Here are her holiday reading recommendations:
In the early summer, ready to get away from the drizzle, I reread Graham Greene’s Travels With My Aunt and The Towers of Trebizond by Rose Macaulay. The English have always been very good at producing caustic aunts who can’t stay put but who can tolerate the young and irritate the rest of the family with their fantasies, politics, and unsuitable lovers. There was a distinct glut of them after the first world war and it was obviously difficult to know what to do with them.
On the whole, the aunts seem to have made life up as they went along, so the first idea you have to expunge from your mind is that aunts are in any way dull or cosy. Graham Greene’s aunt appears late in the life of his bank manager hero and upsets his staid, suburban, rose-blighted bachelor existence with cannabis, South American criminals and papery love-making.
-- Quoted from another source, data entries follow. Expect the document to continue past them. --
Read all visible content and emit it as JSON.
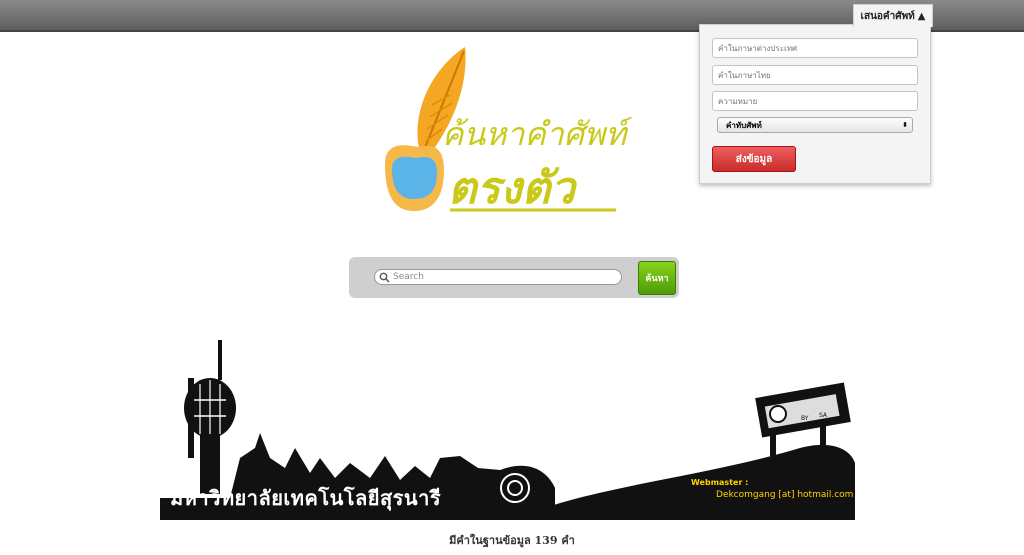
{
  "top_bar": {
    "propose_tab_label": "เสนอคำศัพท์",
    "propose_tab_arrow": "▲"
  },
  "propose_form": {
    "foreign_word_placeholder": "คำในภาษาต่างประเทศ",
    "thai_word_placeholder": "คำในภาษาไทย",
    "meaning_placeholder": "ความหมาย",
    "category_select": "คำทับศัพท์",
    "submit_label": "ส่งข้อมูล"
  },
  "logo": {
    "line1": "ค้นหาคำศัพท์",
    "line2": "ตรงตัว"
  },
  "search": {
    "placeholder": "Search",
    "button_label": "ค้นหา"
  },
  "banner": {
    "university_name": "มหาวิทยาลัยเทคโนโลยีสุรนารี",
    "webmaster_label": "Webmaster :",
    "webmaster_email": "Dekcomgang [at] hotmail.com",
    "license_badges": [
      "BY",
      "SA"
    ]
  },
  "footer": {
    "word_count_text": "มีคำในฐานข้อมูล 139 คำ"
  },
  "colors": {
    "logo_text": "#c9c91a",
    "quill": "#f5a623",
    "search_button": "#6cbf12",
    "submit_button": "#d83a3a"
  }
}
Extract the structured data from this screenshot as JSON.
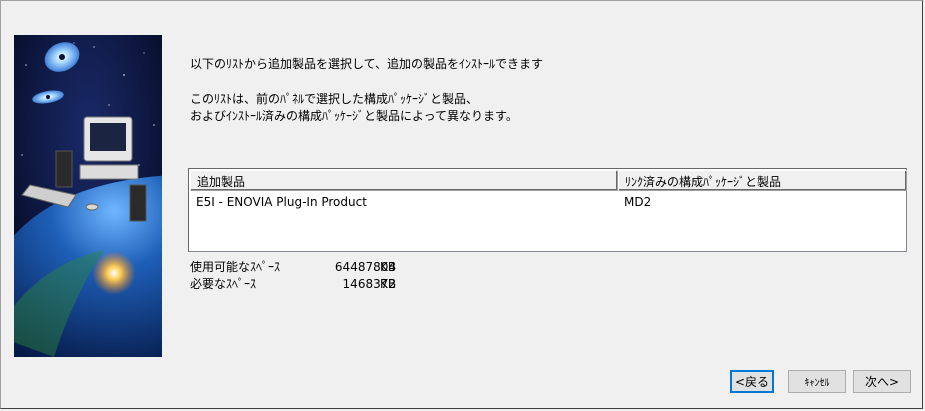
{
  "intro": {
    "line1": "以下のﾘｽﾄから追加製品を選択して、追加の製品をｲﾝｽﾄｰﾙできます",
    "line2": "このﾘｽﾄは、前のﾊﾟﾈﾙで選択した構成ﾊﾟｯｹｰｼﾞと製品、",
    "line3": "およびｲﾝｽﾄｰﾙ済みの構成ﾊﾟｯｹｰｼﾞと製品によって異なります。"
  },
  "table": {
    "columns": [
      "追加製品",
      "ﾘﾝｸ済みの構成ﾊﾟｯｹｰｼﾞと製品"
    ],
    "rows": [
      [
        "E5I - ENOVIA Plug-In Product",
        "MD2"
      ]
    ]
  },
  "space": {
    "available_label": "使用可能なｽﾍﾟｰｽ",
    "available_value": "64487804",
    "required_label": "必要なｽﾍﾟｰｽ",
    "required_value": "1468372",
    "unit": "KB"
  },
  "buttons": {
    "back": "<戻る",
    "cancel": "ｷｬﾝｾﾙ",
    "next": "次へ>"
  },
  "banner": {
    "icons": [
      "cd-disc-icon",
      "computer-icon",
      "earth-icon"
    ]
  }
}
Rose Macaulay’s aunt arrives on a camel, disappears into Communist Russia trailing a Catholic priest, and utterly fails to sympathise with her niece’s long and poignant love affair with a married man. Both books are cuttingly funny. Both can make your eyes brim. Dust swirls, foreigners confuse, and families maintain the closeness that distance can always provide.
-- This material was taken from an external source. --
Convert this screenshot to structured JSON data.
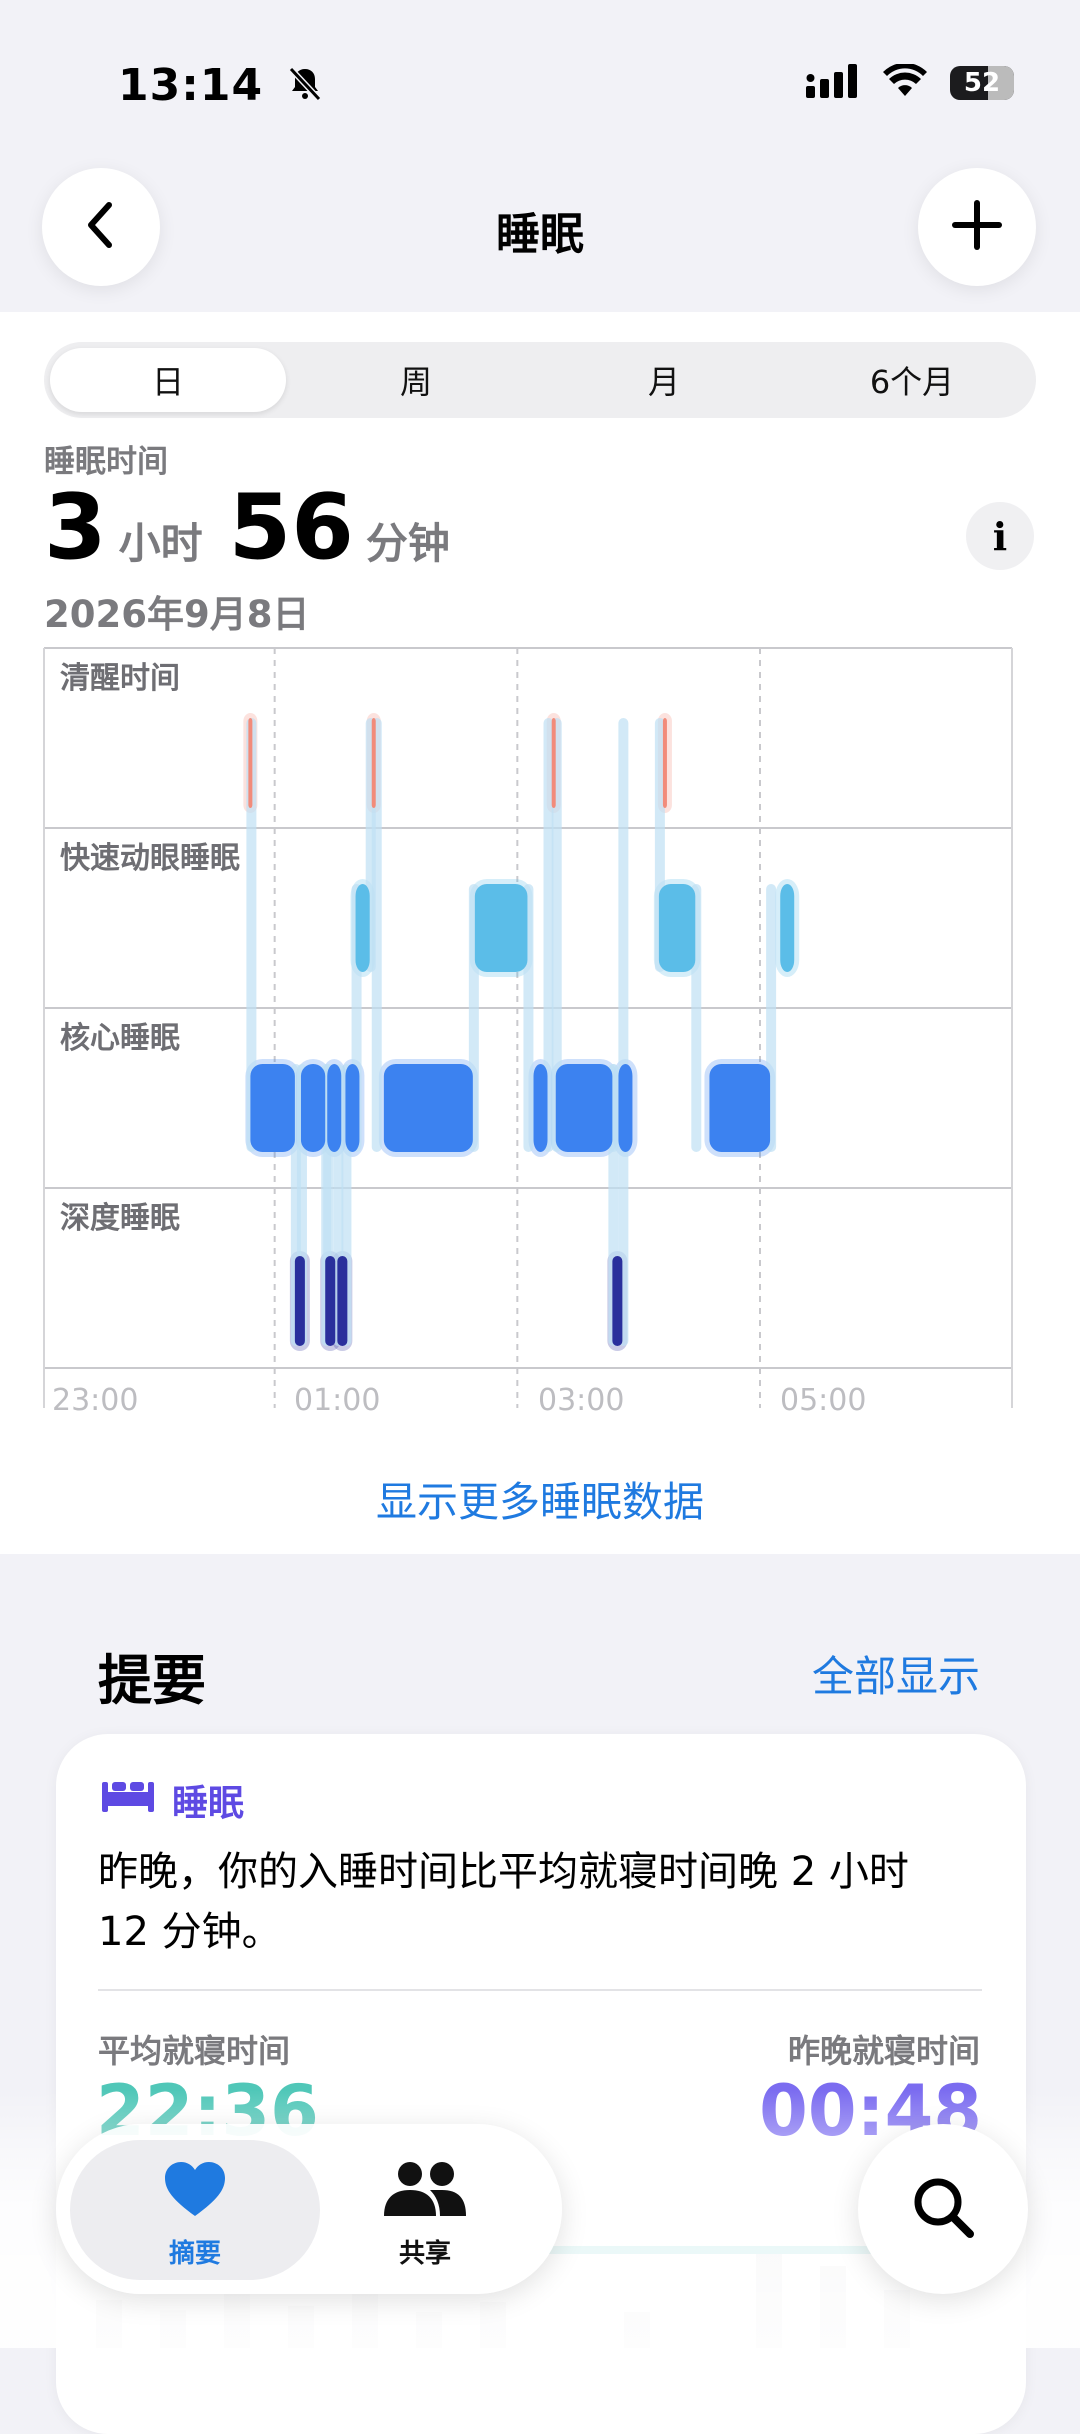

In June I found myself at Glastonbury [no-one was more surprised than me. It was terrific: all you have to do is ignore the main festival stuff, Stevie Wonder and all that, and lurk around the periphery where very surprising things happen] and I was given a copy of Ismail Kadare’s The Siege. This is a bleak account of the blockade of an Albanian Catholic citadel by the Ottoman Army in the early fifteenth century. First published in 1969 following the Soviet invasion of Czechoslovakia, Kadare’s Albania was feeling ‘the icy breath of the colossus on its doorstep’.
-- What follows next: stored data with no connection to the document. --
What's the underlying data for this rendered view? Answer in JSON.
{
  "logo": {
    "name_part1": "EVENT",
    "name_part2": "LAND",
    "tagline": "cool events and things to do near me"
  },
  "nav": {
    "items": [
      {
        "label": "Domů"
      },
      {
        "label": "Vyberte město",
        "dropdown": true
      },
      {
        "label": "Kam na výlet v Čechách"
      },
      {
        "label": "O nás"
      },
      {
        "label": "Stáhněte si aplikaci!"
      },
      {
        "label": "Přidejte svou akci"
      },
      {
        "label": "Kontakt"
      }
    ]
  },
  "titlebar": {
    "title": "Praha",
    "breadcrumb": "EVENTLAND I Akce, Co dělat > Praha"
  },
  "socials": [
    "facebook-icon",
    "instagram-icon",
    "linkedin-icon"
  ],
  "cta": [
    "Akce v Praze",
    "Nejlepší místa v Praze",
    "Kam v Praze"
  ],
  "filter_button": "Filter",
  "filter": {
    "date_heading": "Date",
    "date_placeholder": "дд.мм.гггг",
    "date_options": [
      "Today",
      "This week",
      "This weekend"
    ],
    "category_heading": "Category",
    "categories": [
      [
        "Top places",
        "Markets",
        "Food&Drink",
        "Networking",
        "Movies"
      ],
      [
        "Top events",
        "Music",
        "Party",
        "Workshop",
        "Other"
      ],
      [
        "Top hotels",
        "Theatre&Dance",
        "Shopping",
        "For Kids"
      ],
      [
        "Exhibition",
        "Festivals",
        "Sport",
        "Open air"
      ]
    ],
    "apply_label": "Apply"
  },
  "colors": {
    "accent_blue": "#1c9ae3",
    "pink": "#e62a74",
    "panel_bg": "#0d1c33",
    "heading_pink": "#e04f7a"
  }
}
The paranoia of the siege mentality is meticulously picked over and man’s inhumanity to man is ruthlessly and cleverly exposed. The translator, David Bellos, describes the book as an anti-historical novel; it is frighteningly modern and present.
The rest of the summer, indeed year, has been devoted to slimming. Not because I too am a colossus but because I am writing a cultural history of diets and dieting, two and a half thousand years of losing weight (and how to do it). Of the many diet books I have digested so far, I am most fond of Eustace Chesser’s Slimming for the Million [currently unavailable], but this is mainly due to Chesser himself rather than his regime. He is the essence of doctorly charm and discretion, altruistic and gentlemanly, but even he came a cropper over his next book, Love Without Fear, which landed him in court on an obscenity charge in 1942. You get the feeling that all the maiden aunts in Christendom couldn’t shift the heavy hand of respectable mores. It would take another world war to pave the way for that.